La frágil tregua alcanzada a mediados de junio en Medio Oriente quedó completamente pulverizada. En las últimas horas, la confrontación entre Estados Unidos e Irán ha escalado a niveles sin precedentes, transformando el estrecho de Ormuz en el epicentro de un conflicto militar y arancelario que ya impacta de lleno en la economía y el comercio energético global.
La paz acordada el pasado 17 de junio –que había logrado abrir vías de negociación nuclear y desbloquear el tránsito marítimo– llegó oficialmente a su fin. El presidente estadounidense Donald Trump dio por terminado el pacto acusando a Teherán de violar de forma sistemática los compromisos.
Como respuesta inmediata, el Comando Central de EE. UU. (Centcom) ejecutó una masiva oleada de bombardeos durante el fin de semana, alcanzando cerca de 140 objetivos militares dentro de territorio iraní.
La ofensiva incluyó ataques con cazas, buques de guerra y drones destinados a neutralizar radares costeros, sistemas de defensa aérea, bases de misiles y pequeñas embarcaciones de la Guardia Revolucionaria islámica.
Represalia iraní y parálisis en el golfo
La contestación de Teherán no se hizo esperar. La Guardia Revolucionaria de Irán anunció este lunes una contraofensiva masiva con misiles y drones dirigida a instalaciones militares estadounidenses distribuidas en la región, golpeando objetivos en Kuwait, Baréin, Catar y Jordania, además de reportarse la destrucción de sistemas de radar en Omán.
En paralelo, el régimen de los ayatolás decretó el cierre total del estrecho de Ormuz «hasta nuevo aviso», alegando que la navegación regular es imposible debido a las «intervenciones ilegales» de las fuerzas norteamericanas.
Los efectos logísticos fueron automáticos: el flujo de buques por el estrecho cayó a su nivel más bajo en cinco semanas, forzando a los pocos superpetroleros que se arriesgan a cruzar a apagar sus transpondedores de geolocalización para evitar ser alcanzados por el fuego cruzado.

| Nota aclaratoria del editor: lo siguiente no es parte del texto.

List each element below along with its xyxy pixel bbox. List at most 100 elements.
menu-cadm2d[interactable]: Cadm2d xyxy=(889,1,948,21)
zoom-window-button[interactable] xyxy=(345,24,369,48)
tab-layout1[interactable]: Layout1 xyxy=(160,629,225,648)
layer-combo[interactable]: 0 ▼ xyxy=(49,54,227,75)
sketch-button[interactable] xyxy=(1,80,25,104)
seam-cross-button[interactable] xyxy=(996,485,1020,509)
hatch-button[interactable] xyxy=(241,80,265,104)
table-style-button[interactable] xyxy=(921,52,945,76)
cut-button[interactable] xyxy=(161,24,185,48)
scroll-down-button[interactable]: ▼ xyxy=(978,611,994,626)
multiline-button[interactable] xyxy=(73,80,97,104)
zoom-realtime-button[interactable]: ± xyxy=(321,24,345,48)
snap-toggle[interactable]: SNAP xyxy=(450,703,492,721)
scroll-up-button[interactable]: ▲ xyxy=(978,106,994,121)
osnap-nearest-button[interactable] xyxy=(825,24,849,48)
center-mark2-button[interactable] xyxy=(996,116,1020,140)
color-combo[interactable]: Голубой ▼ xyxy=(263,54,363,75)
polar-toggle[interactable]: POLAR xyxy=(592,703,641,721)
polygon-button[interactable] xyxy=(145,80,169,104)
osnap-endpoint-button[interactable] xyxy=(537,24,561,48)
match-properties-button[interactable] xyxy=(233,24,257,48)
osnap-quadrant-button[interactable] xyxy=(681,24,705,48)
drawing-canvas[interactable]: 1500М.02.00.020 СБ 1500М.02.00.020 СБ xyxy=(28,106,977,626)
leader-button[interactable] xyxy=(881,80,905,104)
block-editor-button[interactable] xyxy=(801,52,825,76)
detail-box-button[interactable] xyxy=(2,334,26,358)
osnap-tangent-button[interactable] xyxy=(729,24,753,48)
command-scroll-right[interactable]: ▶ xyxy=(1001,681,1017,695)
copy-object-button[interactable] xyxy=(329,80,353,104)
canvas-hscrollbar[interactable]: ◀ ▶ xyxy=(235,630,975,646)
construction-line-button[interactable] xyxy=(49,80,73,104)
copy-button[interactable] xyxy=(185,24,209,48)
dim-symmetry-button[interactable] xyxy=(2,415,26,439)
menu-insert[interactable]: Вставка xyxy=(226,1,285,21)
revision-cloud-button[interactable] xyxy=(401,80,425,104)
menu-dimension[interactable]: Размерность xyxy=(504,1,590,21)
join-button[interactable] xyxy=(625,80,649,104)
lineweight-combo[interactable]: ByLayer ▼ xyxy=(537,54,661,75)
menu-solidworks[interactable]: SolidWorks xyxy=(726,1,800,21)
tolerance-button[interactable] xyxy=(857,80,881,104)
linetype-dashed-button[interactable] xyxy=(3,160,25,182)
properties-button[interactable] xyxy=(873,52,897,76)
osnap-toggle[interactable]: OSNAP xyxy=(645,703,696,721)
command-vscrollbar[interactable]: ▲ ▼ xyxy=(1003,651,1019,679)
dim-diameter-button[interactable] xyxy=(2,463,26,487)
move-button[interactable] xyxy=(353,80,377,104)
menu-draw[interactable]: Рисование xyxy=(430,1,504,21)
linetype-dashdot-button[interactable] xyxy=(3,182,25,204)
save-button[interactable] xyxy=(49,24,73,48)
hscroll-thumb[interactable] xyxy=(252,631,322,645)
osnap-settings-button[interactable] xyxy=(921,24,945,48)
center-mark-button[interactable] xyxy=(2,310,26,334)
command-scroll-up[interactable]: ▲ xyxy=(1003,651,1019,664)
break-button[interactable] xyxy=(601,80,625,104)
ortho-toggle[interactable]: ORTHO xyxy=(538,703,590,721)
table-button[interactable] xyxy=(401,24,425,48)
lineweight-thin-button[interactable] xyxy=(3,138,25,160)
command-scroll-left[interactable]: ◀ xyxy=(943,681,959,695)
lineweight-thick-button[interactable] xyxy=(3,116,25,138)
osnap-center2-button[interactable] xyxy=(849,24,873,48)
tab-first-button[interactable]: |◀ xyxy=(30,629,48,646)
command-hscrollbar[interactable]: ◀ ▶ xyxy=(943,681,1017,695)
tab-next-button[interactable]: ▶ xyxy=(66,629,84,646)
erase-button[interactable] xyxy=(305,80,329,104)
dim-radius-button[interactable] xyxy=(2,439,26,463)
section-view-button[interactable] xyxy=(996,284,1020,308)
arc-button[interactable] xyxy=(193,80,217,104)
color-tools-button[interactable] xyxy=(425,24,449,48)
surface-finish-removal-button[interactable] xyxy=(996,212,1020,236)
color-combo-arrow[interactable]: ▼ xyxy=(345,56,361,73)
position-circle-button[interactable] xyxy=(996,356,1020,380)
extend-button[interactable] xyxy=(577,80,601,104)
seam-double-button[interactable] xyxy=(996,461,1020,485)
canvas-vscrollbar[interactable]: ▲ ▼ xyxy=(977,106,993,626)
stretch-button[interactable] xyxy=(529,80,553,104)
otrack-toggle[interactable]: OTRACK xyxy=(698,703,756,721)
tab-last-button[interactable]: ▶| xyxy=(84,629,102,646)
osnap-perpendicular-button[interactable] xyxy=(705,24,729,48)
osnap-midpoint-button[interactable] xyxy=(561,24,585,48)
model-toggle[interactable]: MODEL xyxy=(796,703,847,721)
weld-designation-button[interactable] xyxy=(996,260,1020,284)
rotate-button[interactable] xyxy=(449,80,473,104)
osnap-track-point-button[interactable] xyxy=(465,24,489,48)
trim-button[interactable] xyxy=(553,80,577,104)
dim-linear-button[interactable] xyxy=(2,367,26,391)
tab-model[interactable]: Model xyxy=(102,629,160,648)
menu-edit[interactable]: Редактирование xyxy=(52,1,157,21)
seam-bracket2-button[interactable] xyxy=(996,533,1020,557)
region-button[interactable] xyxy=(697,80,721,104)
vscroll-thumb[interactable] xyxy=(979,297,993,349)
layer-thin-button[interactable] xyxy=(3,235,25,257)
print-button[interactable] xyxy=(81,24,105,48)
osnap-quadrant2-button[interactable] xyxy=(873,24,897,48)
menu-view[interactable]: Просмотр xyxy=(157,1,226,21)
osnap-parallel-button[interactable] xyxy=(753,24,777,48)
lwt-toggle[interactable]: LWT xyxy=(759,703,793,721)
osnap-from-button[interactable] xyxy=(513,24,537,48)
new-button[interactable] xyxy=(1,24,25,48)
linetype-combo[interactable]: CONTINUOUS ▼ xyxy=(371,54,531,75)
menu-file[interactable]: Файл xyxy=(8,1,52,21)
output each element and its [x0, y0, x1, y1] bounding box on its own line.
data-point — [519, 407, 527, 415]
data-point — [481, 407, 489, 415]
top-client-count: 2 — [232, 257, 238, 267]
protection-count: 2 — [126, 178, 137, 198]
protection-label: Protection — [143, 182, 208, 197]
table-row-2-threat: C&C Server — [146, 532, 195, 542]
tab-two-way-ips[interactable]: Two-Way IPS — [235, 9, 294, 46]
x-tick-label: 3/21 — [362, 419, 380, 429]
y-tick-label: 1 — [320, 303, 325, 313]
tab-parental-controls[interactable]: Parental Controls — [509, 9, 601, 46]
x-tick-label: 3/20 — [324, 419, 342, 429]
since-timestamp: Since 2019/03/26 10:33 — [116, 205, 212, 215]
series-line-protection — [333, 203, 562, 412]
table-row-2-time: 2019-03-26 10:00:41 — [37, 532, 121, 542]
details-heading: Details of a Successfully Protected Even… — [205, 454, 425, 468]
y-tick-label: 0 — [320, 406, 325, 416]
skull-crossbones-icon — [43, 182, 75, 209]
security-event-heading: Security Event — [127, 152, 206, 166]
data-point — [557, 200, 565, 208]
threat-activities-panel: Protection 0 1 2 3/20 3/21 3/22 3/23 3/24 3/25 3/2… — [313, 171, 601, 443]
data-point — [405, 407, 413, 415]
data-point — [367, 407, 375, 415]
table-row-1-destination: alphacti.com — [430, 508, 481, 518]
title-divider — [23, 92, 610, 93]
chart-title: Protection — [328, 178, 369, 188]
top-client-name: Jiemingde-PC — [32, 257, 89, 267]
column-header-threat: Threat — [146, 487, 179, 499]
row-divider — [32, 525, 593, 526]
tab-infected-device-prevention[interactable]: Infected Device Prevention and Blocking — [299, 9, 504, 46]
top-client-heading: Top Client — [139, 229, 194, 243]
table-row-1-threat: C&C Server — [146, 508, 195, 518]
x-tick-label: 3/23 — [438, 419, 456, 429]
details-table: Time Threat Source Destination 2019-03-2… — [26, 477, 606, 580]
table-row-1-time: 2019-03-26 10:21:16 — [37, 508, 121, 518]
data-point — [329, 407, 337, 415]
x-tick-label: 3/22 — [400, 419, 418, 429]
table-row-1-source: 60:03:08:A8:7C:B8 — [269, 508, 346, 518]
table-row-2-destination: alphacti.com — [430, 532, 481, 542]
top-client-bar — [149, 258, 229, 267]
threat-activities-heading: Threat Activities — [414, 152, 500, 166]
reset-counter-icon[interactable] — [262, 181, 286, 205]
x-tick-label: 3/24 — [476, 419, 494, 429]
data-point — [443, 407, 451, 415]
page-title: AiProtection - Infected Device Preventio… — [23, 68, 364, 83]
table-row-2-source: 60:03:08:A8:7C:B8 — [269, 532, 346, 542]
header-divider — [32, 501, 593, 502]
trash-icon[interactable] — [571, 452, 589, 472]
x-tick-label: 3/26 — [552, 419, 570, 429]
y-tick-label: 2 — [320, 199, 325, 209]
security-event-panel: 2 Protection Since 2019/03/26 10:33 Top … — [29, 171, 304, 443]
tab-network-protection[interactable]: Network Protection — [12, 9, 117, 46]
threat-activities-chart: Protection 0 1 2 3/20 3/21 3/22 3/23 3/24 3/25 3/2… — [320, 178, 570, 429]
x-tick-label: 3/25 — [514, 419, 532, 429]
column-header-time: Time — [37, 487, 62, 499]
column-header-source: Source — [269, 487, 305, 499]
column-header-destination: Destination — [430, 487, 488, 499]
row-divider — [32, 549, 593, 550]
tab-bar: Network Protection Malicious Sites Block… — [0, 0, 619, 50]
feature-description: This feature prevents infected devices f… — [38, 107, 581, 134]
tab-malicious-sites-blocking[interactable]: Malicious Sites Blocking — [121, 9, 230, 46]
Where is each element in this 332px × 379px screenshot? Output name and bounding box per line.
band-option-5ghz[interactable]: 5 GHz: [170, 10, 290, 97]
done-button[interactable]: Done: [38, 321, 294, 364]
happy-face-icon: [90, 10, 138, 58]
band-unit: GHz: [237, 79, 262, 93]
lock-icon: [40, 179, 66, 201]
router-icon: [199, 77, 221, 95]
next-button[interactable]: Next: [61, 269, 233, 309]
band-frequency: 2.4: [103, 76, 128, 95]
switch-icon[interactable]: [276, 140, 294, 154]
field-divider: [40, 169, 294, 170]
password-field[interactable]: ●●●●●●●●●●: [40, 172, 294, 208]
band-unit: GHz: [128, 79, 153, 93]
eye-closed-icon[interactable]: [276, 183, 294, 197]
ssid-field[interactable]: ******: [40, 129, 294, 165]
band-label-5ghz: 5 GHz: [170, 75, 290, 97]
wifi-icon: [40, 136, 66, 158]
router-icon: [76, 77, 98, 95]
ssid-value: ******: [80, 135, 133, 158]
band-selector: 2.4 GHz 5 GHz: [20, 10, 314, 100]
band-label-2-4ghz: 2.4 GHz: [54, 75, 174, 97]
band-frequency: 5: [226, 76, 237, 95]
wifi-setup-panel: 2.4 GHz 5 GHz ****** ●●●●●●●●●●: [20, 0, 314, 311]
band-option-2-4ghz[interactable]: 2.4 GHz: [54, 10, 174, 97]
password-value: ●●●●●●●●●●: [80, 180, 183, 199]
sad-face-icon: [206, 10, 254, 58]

EE. UU. como el «guardián del estrecho» y el arancel del 20 %
A través de sus canales oficiales, Trump anunció el restablecimiento absoluto del bloqueo naval sobre los puertos de Irán, detallando que el cerco está diseñado exclusivamente para asfixiar la economía persa y detener a sus clientes comerciales.
Sin embargo, el anuncio más disruptivo fue de índole económica y de seguridad global: Trump declaró que a partir de ahora Estados Unidos operará formalmente como el «guardián del estrecho de Ormuz» e impondrá un arancel de compensación del 20 % sobre la carga a todos los buques comerciales que requieran la protección y escolta de la Armada estadounidense para transitar la zona.
Esta medida unilateral marca un giro drástico en la geopolítica de Washington, que históricamente garantizó la libre navegación del estrecho como un bien público global.
Alerta en los mercados mundiales
La combinación de las hostilidades abiertas, el cierre de la vía marítima por donde transita cerca del 20 % del crudo global y el nuevo arancel militar generó un cimbronazo financiero inmediato.
El precio del petróleo registró una fuerte suba en el mercado energético de este lunes, posicionándose cerca de los 79 dólares por barril.
La alarmante situación pone bajo máxima presión diplomática a las principales potencias compradoras de esta ruta, como China, India y los países de la Unión Europea, mientras el contador de bajas sigue subiendo y la estabilidad internacional pende de un hilo.